À travers ce livre, nous souhaitons fournir des pistes de réflexion sur l'usage du vote électronique : quand peut-il être raisonnablement utilisé ? À quelles conditions ? Cette analyse ne peut être conduite qu'après une étude précise de l'élection considérée : qui sont les attaquants potentiels, quels sont les modes d'élection habituellement utilisés et quelles garanties offrent-ils ?
Nous décrivons également, de manière vulgarisée, les grands principes cryptographiques, tels que les preuves zero-knowledge ou le chiffrement homomorphe, qui permettent d'obtenir à la fois la transparence du scrutin et le secret du vote.
Vote électronique ou vote papier, l'opposition n'est pas si simple. Un bon point de départ pour réfléchir à la pertinence du vote électronique est de considérer le système déjà en place.

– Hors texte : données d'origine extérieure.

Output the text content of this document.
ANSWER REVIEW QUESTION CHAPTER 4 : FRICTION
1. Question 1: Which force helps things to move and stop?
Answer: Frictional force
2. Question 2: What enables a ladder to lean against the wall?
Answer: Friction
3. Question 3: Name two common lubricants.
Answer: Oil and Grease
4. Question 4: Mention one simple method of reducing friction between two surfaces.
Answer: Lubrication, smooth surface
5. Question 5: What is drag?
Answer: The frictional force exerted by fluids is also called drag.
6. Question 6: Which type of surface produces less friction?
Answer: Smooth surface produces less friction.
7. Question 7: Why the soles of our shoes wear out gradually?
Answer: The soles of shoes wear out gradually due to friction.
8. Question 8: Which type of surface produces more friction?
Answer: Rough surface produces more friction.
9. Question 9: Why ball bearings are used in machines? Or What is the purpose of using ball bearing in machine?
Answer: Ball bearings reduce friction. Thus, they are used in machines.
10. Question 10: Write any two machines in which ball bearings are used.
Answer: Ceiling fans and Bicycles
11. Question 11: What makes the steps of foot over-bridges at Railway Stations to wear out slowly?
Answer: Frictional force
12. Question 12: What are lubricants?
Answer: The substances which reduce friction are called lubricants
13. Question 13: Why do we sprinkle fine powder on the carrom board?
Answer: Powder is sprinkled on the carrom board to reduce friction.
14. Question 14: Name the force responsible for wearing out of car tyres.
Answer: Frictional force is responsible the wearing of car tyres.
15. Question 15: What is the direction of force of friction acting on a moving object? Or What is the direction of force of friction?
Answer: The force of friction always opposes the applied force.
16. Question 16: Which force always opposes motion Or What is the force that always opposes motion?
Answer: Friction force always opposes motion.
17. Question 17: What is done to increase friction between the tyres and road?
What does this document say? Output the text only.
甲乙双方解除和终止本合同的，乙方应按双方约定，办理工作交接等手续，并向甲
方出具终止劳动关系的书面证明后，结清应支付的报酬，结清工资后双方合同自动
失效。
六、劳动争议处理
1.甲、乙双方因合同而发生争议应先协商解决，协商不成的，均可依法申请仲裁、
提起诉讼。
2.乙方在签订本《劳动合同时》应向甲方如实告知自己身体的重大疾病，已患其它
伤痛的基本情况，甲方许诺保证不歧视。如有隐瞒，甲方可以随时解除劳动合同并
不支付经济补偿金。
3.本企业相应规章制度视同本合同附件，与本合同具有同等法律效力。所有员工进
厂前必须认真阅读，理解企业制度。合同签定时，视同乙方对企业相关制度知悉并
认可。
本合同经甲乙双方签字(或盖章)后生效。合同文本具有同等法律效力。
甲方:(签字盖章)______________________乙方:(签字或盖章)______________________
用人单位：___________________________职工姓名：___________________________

Dans les premiers chapitres du livre, nous passons en revue différentes formes de vote : vote à l'urne, machine à voter, vote par correspondance ou vote par Internet, tous n'ont pas les mêmes propriétés.
Et justement, quelles sont les bonnes propriétés d'un système
de vote électronique ? Aucune transparence n'est possible
sans la mise à disposition du public, a minima, de la
spécification du système. Mais la vérifiabilité d'une
élection se décline sous de multiples formes : vérifiabilité
individuelle, universelle, de la légitimité, de l'intention.
Nous essayons de dresser un panorama complet et précis des
propriétés souhaitées, ainsi que des attaquants possibles.
Les systèmes de vote électronique s'appuient sur la cryptographie. Si certains éléments sont classiques (chiffrement, signature, ...), d'autres sont encore méconnus. Nous tentons ici de vulgariser des concepts clés comme les preuves zero-knowledge, le chiffrement homomorphe ou encore les mélangeurs vérifiables. Aucun pré-requis n'est nécessaire, si ce n'est d'aimer écouter les histoires, par exemple dans les bonnes caves de Bourgogne.
Bien sûr, nous n'avons pas résisté au plaisir de
présenter Belenios,
le protocole de vote que nous
développons au Loria (CNRS, Inria, Université de Lorraine)
et que vous pouvez librement utiliser.
D'autres
systèmes, comme celui développé en Suisse, permettent
d'aller plus loin et d'atteindre des propriétés
difficiles comme la vérifiabilité de l'intention ou
encore la résistance à la coercition, même si, pour cette
dernière propriété, les systèmes proposés sont encore
académiques.
Enfin, il ne suffit pas de concevoir un système de vote
électronique. Il faut ensuite s'assurer qu'il n'y a pas
de failles. La solution est loin d'être unique. Les
techniques vont de preuves formelles, reposant sur la
logique, aux bug bounties récompensant les attaques
pratiques, qui peuvent être ainsi corrigées avant le
déploiement du système.
Nous espérons que ce livre pourra aider les organisateurs d'élection, les décideurs, et bien sûr les électeurs à être toujours plus exigeants sur la transparence et la sécurité des systèmes de vote qu'ils utilisent.